A recent case came out in favor of an insured and against a first-party property insurer in the triggering of a statutory bad faith action. Florida’s Fifth District Court of Appeal in Demase v. State Farm Florida Insurance Company, 43 Fla. L. Weekly D679a (Fla. 5th DCA 2018) held that if an insurer pays a claim after the 60-day notice to cure period provided by Florida Statute s. 624.155(3), this “constitutes a determination of an insurer’s liability for coverage and extent of damages under section 624.155(1)(b) even when there is no underlying action.”
Before a statutory bad faith claim is brought, an insured must file a Civil Remedy Notice giving the insurer written notice of the violation and 60 days to cure the claimed violation.
There are three requirements to sue for a statutory bad faith claim: “1) a determination of the insurer’s liability for coverage; (2) a determination of the extent of the insured’s damages; and (3) the required notice is filed pursuant to section 624.155(3).” The third requirement is the filing of the Civil Remedy Notice pursuant to s. 624.155 giving the insurer a safe harbor to cure the claimed violation.

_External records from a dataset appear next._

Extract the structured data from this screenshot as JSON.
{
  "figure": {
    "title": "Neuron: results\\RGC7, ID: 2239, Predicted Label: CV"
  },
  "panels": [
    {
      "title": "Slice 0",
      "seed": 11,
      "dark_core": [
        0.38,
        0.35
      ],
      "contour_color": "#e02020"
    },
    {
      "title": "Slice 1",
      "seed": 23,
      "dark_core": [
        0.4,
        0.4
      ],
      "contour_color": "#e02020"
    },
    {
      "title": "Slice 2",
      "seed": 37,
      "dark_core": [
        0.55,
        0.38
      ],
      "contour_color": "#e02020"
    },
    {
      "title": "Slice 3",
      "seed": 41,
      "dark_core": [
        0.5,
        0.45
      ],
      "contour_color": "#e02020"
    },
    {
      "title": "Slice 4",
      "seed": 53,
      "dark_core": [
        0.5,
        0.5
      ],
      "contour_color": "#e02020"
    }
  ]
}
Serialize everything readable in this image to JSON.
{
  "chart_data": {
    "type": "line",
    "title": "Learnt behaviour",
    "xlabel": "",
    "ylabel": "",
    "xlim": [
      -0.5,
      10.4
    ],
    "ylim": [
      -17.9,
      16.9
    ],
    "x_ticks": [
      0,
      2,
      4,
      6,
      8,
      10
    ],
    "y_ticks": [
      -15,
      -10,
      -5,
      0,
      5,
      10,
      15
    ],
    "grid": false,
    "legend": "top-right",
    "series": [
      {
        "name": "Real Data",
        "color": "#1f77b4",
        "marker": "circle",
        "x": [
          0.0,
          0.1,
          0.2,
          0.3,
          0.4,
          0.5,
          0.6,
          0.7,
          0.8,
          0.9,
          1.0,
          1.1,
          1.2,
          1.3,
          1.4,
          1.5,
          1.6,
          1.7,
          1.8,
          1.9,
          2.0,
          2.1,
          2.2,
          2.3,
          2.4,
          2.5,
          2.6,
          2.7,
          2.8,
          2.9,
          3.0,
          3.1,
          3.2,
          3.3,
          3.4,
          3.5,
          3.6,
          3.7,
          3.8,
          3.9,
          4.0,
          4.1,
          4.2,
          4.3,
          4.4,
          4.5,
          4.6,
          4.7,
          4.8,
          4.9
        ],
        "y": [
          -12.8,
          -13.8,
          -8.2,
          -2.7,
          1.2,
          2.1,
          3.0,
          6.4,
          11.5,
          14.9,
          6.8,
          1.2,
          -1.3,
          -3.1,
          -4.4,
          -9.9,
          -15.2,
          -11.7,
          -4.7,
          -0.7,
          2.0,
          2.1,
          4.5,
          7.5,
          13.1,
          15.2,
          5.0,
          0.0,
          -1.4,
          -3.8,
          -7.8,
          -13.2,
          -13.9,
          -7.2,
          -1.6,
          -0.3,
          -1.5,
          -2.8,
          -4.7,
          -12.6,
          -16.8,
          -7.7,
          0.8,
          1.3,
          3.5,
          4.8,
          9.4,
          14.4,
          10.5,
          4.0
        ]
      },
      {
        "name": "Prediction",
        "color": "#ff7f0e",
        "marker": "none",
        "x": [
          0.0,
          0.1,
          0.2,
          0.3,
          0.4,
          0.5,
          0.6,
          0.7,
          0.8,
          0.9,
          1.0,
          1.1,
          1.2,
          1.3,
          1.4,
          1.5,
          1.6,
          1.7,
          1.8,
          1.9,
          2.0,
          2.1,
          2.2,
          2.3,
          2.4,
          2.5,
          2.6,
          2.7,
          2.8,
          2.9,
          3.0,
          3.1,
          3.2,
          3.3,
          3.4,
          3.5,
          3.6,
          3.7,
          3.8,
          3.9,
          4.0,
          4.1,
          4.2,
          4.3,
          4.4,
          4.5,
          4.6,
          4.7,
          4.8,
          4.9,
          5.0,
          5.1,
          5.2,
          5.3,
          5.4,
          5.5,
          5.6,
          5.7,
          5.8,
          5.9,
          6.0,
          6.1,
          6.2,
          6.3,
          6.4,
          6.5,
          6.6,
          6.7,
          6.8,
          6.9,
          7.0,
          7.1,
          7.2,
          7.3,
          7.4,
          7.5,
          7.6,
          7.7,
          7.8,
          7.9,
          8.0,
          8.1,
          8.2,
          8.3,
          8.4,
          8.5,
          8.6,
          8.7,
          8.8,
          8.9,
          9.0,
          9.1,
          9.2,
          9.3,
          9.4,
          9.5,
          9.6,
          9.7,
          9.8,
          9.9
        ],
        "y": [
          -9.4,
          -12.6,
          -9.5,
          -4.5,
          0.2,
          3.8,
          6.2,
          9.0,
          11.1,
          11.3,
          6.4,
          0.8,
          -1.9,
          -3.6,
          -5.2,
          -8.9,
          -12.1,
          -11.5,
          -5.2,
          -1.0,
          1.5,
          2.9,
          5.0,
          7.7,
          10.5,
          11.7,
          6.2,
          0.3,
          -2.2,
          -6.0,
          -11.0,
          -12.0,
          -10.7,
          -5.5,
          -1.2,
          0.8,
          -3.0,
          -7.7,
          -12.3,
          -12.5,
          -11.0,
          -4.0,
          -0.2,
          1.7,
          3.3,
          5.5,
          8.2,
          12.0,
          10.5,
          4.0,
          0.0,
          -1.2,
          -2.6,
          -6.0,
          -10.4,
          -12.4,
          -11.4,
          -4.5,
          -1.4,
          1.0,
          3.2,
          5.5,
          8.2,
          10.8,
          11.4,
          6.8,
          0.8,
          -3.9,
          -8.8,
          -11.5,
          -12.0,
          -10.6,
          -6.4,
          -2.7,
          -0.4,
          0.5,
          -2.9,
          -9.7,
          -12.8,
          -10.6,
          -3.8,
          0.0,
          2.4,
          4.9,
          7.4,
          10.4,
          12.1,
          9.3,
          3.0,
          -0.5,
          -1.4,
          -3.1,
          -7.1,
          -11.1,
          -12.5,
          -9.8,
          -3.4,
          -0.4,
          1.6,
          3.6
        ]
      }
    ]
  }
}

The first and second requirement are oftentimes determined in litigation, arbitration, or settlement in a coverage lawsuit against an insurer. However, as this court demonstrates, that does not always have to be the case. If the insurer pays a claim outside of the 60-day cure period, this establishes (1) a determination of the insurer’s liability for coverage and (2) a determination of the extent of the insured’s damages. In other words, if an insurer is going to pay a claim, they really need to think carefully about doing so within the 60-day statutory bad faith cure period. Paying afterwards supports the first two requirements of a statutory bad faith claim.